First is to put your smartphone down, Coons suggested. “These are profoundly divisive,” he said, holding his phone up. “I spend too much time doom scrolling, looking at stuff that’s not constructive.” His second piece of advice is to spend time with people, which he called “a challenge, an opportunity and ultimately a blessing. If you aren’t listening more than you’re talking, you aren’t being open to others’ perspectives.”

He once journeyed to Minnesota to join Senator Amy Klobuchar in talking “to people of goodwill in Minneapolis who have welcomed refugees. It is truly remarkable,” Coons said. “We are in the middle of fighting about asylum. This is a country that has an incredible tradition of welcoming people fleeing persecution … I hope we will move past intolerance.”

“We have a significant population that feels angry and disconnected, that the alien is the source of their problems,” Coons said, reflecting a troubling political shift also going on in other countries, including recent elections in the Netherlands. “Welcoming the stranger is a foundational value of this nation. If we can’t find our way back to it, we cannot move forward.”

The Rev. Jim Wallis (contributed photo)

Wallis asked what Coons might say to people considering a career in politics.

“We need you now more than ever,” Coons said. “It’s my hope that some people listening will decide that being engaged in the work of democracy, whether that’s in an elected role or just in your neighborhood, through civic organizations or how we treat people, is worth your time.”

“I have lived and worked in a dozen countries destroyed by conflict,” he said, including Liberia. “Democracy is genuinely fragile. The United States is in many ways a source of inspiration for a lot of human rights activists, for folks who believe in democracy around the world, although we have our warts and faults and flaws.”

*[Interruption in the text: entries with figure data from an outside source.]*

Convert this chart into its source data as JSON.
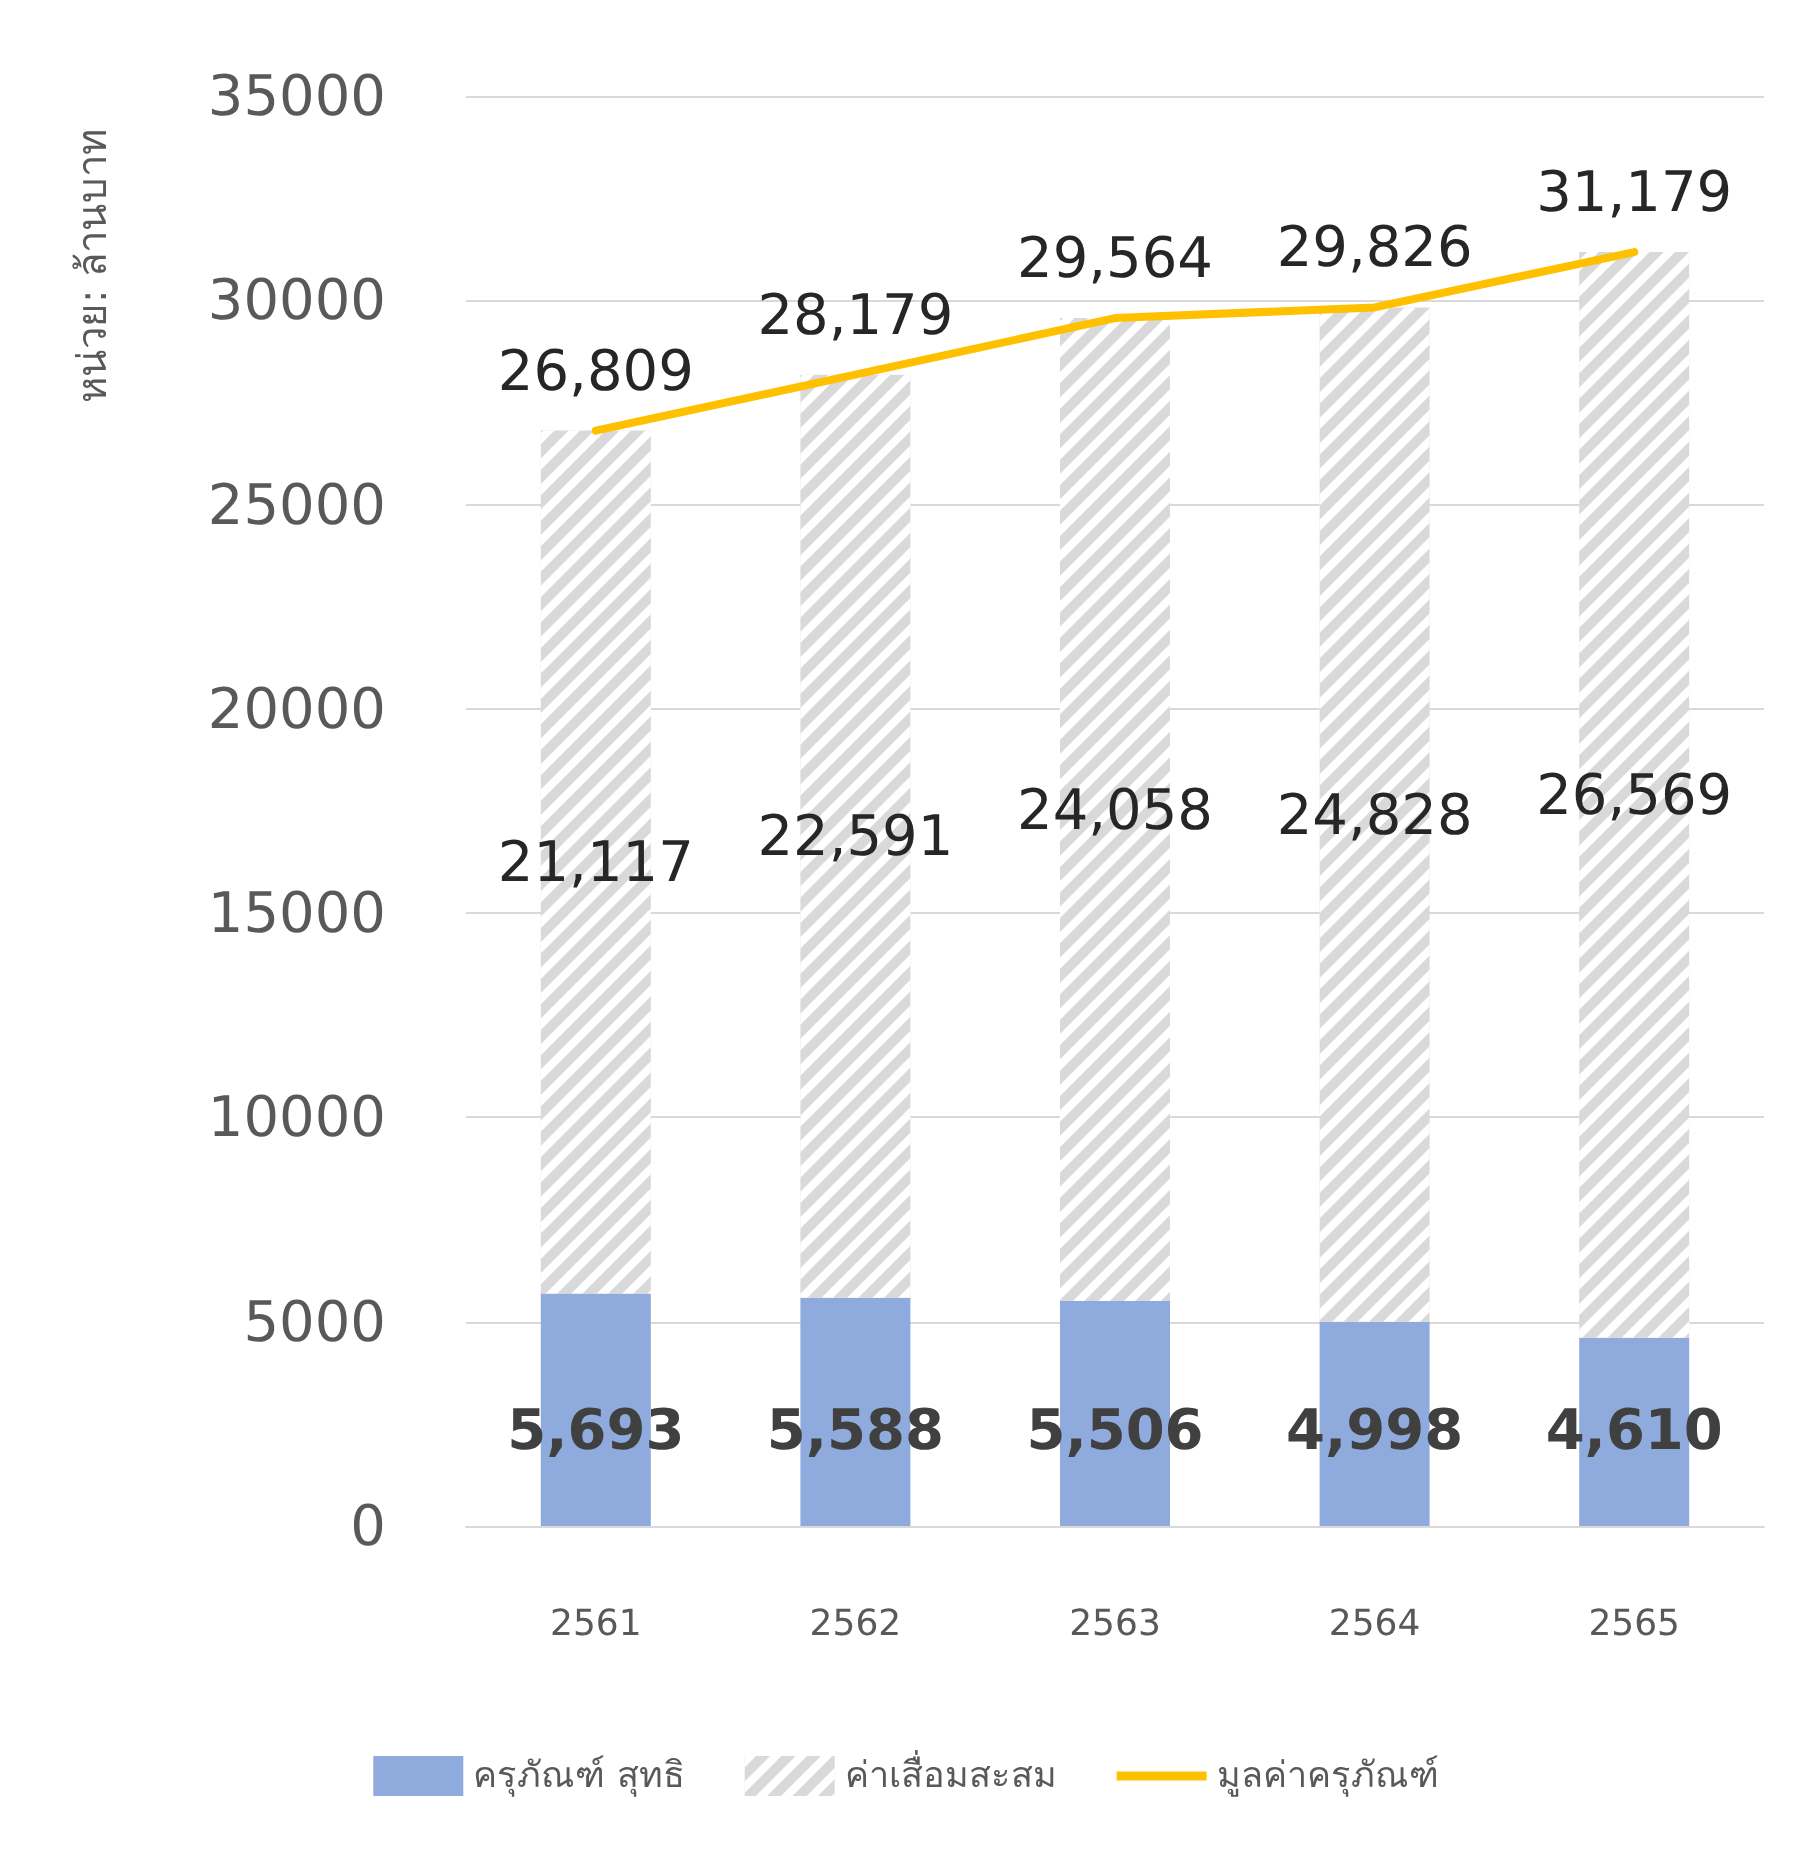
{
  "chart_data": {
    "type": "bar",
    "stacked": true,
    "ylabel": "หน่วย: ล้านบาท",
    "categories": [
      "2561",
      "2562",
      "2563",
      "2564",
      "2565"
    ],
    "series": [
      {
        "name": "ครุภัณฑ์ สุทธิ",
        "color": "#8faadc",
        "values": [
          5693,
          5588,
          5506,
          4998,
          4610
        ],
        "value_labels": [
          "5,693",
          "5,588",
          "5,506",
          "4,998",
          "4,610"
        ]
      },
      {
        "name": "ค่าเสื่อมสะสม",
        "color": "#d9d9d9",
        "values": [
          21117,
          22591,
          24058,
          24828,
          26569
        ],
        "value_labels": [
          "21,117",
          "22,591",
          "24,058",
          "24,828",
          "26,569"
        ]
      },
      {
        "name": "มูลค่าครุภัณฑ์",
        "type": "line",
        "color": "#ffc000",
        "values": [
          26809,
          28179,
          29564,
          29826,
          31179
        ],
        "value_labels": [
          "26,809",
          "28,179",
          "29,564",
          "29,826",
          "31,179"
        ]
      }
    ],
    "ylim": [
      0,
      35000
    ],
    "yticks": [
      0,
      5000,
      10000,
      15000,
      20000,
      25000,
      30000,
      35000
    ],
    "grid": "y",
    "legend": "bottom",
    "marker": "none",
    "line_style": "solid"
  }
}
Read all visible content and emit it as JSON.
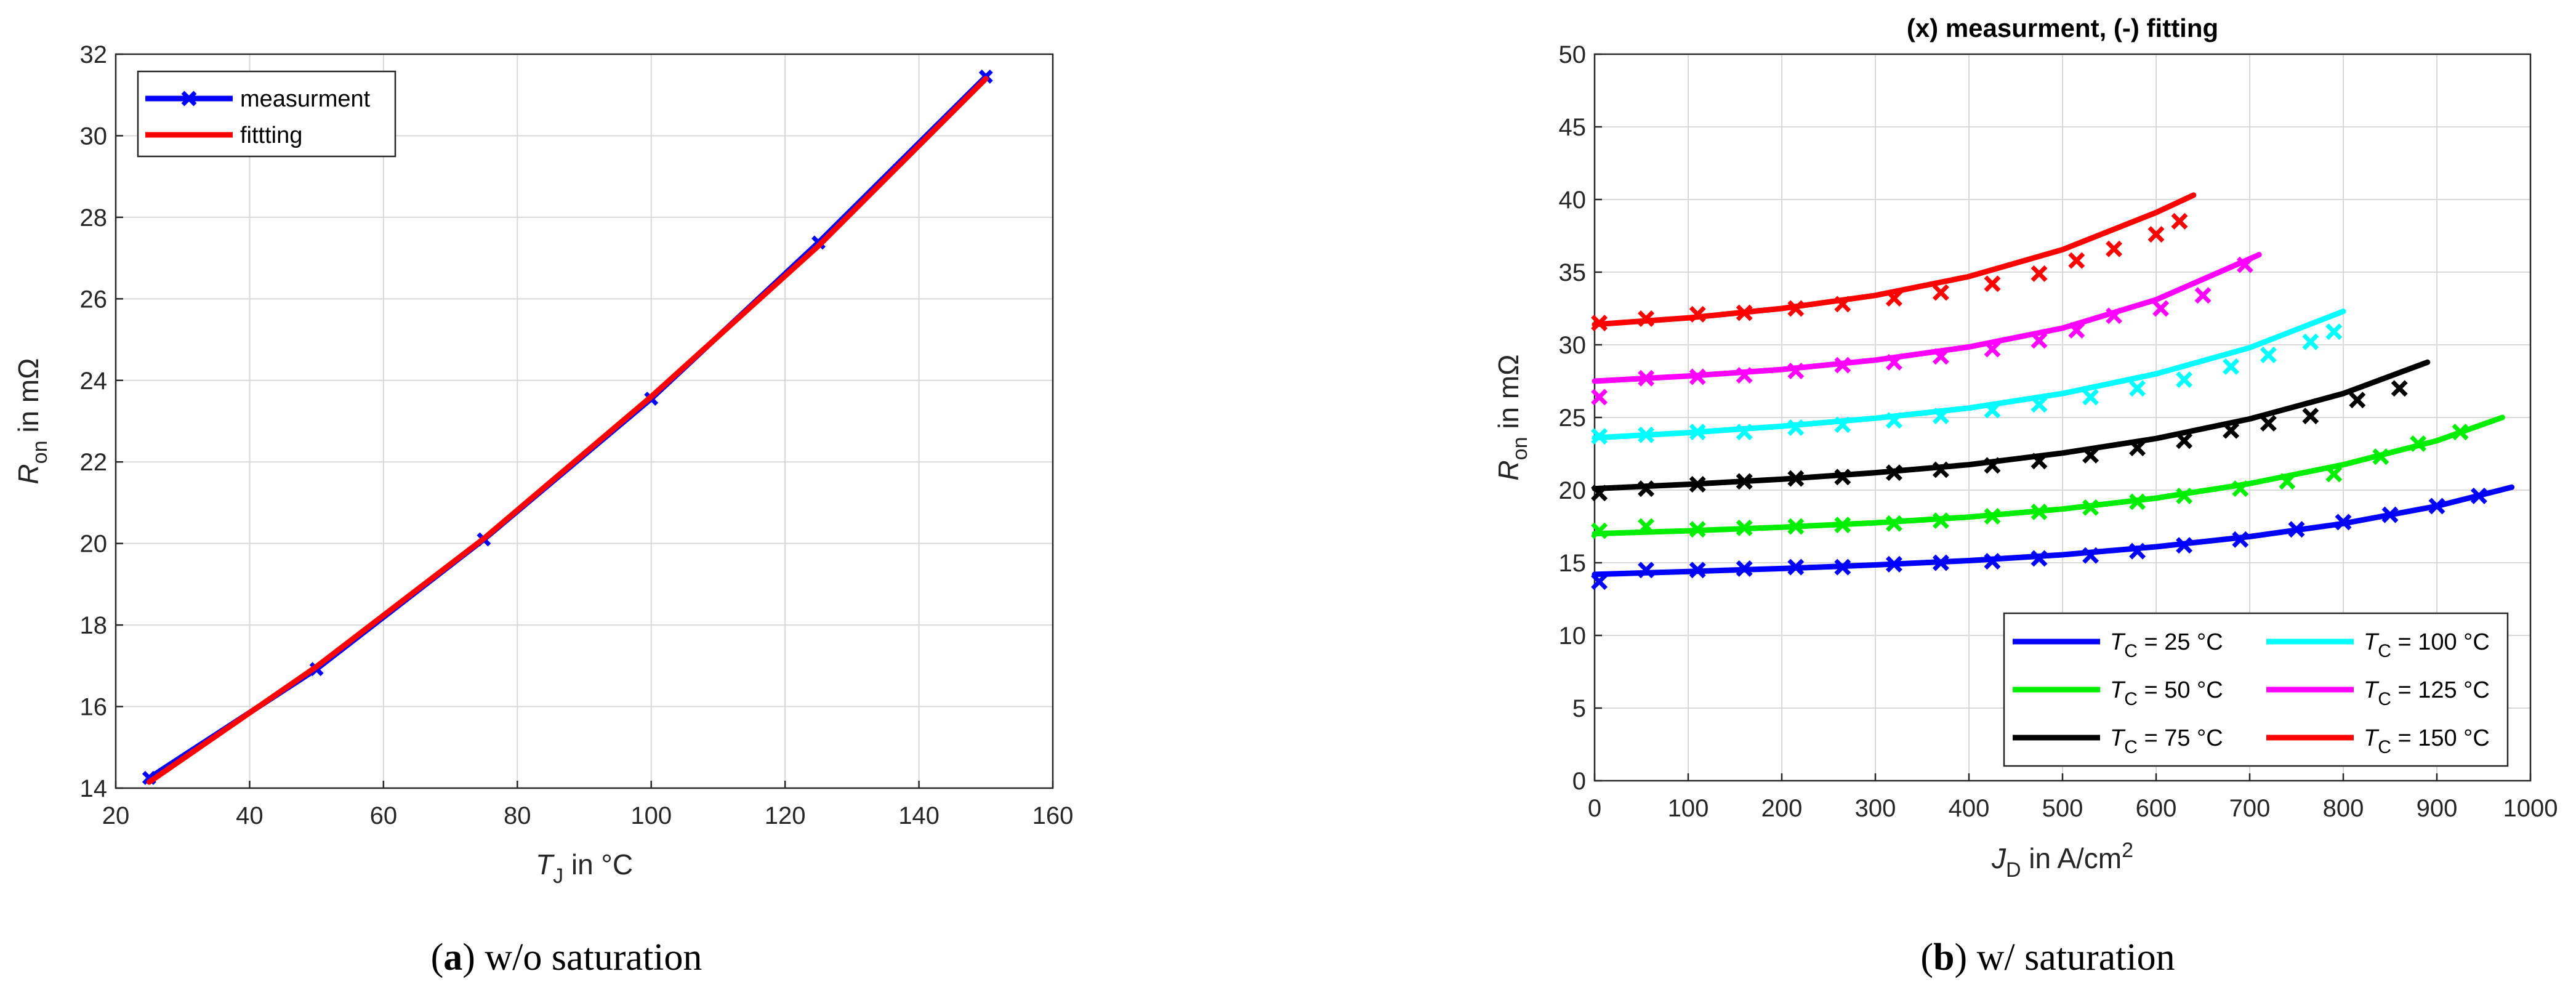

“Jan. 6 was a day that echoed throughout the world. The simple choice between violence as a tool of politics and humility, listening, reconciliation and consensus as a tool of politics is a choice. The U.S. will only continue as a democracy if enough people make the choice that they’re willing to invest their heart, their time and their effort in hearing from and respecting people of different perspectives, faiths and traditions and say, ‘I embrace you and respect you as my fellow American, as a person who is also here in this country. However you came here and whoever you are, I want you to be part of this community going forward.’ We need you today for that work more than ever.”

“We have heard a political leader tonight who tries every day to answer to a higher calling,” Wallis said, asking the crowd to show its appreciation. He urged Coons to “know that you are not alone.”